Route and site- DPT first booster is given as intramuscular injection in antero-lateral side of mid thigh in left leg. DPT second booster is given as intramuscular injection in left upper arm.
TT
About- Tetanus toxoid vaccine is used to provide protection against tetanus.
When to give- Tetanus toxoid vaccine is given at 10 years and 15 years of age when previous injections of pentavalent vaccine and DPT vaccine are given at scheduled age.
Pregnant women-TT-1 is given early in pregnancy; and TT-2 is given 4 weeks after TT-1.TT booster is given when two doses of TT are given in a pregnancy in last three years.
Route and site- TT is given as Intramuscular injection in upper arm.
https://nhm.gov.in/index1.php?lang=1&level=2&sublinkid=824&lid=220

5. Consider the following statements regarding the COVID19 Quarantine Alert System (CQAS).

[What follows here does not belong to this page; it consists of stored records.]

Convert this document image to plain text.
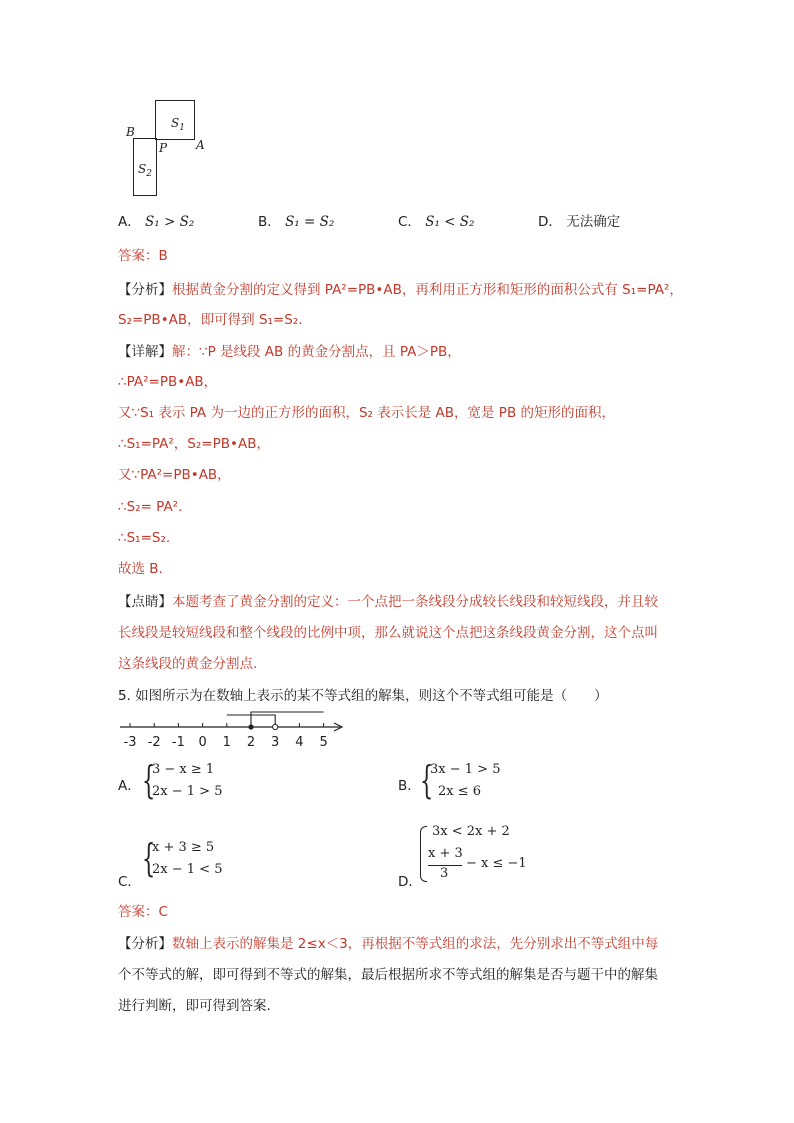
$S_1$
$S_2$
B
P A
A． S₁ > S₂	B． S₁ = S₂	C． S₁ < S₂	D． 无法确定
答案：B
【分析】根据黄金分割的定义得到 PA²=PB•AB，再利用正方形和矩形的面积公式有 S₁=PA²，
S₂=PB•AB，即可得到 S₁=S₂.
【详解】解：∵P 是线段 AB 的黄金分割点，且 PA＞PB，
∴PA²=PB•AB，
又∵S₁ 表示 PA 为一边的正方形的面积，S₂ 表示长是 AB，宽是 PB 的矩形的面积，
∴S₁=PA²，S₂=PB•AB，
又∵PA²=PB•AB，
∴S₂= PA².
∴S₁=S₂.
故选 B.
【点睛】本题考查了黄金分割的定义：一个点把一条线段分成较长线段和较短线段，并且较
长线段是较短线段和整个线段的比例中项，那么就说这个点把这条线段黄金分割，这个点叫
这条线段的黄金分割点.
5. 如图所示为在数轴上表示的某不等式组的解集，则这个不等式组可能是（　　）
-3 -2 -1 0 1 2 3 4 5
A． {
3 − x ≥ 1
2x − 1 > 5	B． {
3x − 1 > 5
2x ≤ 6
C．
{
x + 3 ≥ 5
2x − 1 < 5
D．
3x < 2x + 2
x + 3
3
− x ≤ −1
答案：C
【分析】数轴上表示的解集是 2≤x＜3，再根据不等式组的求法，先分别求出不等式组中每
个不等式的解，即可得到不等式的解集，最后根据所求不等式组的解集是否与题干中的解集
进行判断，即可得到答案.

1. The government has tested this application which triggers e-mails and SMS alerts to an authorised government agency if a person has jumped quarantine based on the person’s mobile phone’s cell tower location.
2. This collects phone data, including the device’s location, on a common secured platform and alerts the local agencies in case of a violation by COVID patients under watch or in isolation.
3. It is developed by the Department of Telecommunications DoT and the Centre for Development of Telematics (C-DOT).
Which of the following statements is/are correct?
(a) 2 and 3 only
(b) 1 and 2 only
(c) 1 and 3 only
(d) 1, 2 and 3
Answer-d
Explanation-
COVID19 Quarantine Alert System (CQAS)
The Department of Telecommunications (DoT) has shared a standard operating procedure (SOP) with all telecom service providers regarding the application called COVID-19 Quarantine Alert System (CQAS).
The government has tested this application which triggers e-mails and SMS alerts to an authorised government agency if a person has jumped quarantine or escaped from isolation, based on the person’s mobile phone’s cell tower location.
It is developed by the Department of Telecommunications DoT and the Centre for Development of Telematics (C-DOT).
The CQAS will prepare a list of mobile numbers, segregating them on the basis of telecom service providers, and the location data provided by the companies will be run on the application to create geo-fencing.
The “geo-fencing” is accurate by up to 300 m.
What is Geo-fencing?
A geo-fence is a virtual perimeter for a real-world geographic area.
Geo-fencing is a location-based service in which an app or other software uses GPS, RFID, Wi-Fi or cellular data to trigger a pre-programmed action when a mobile device or RFID tag enters or exits a virtual boundary set up around a geographical location, known as a geo-fence.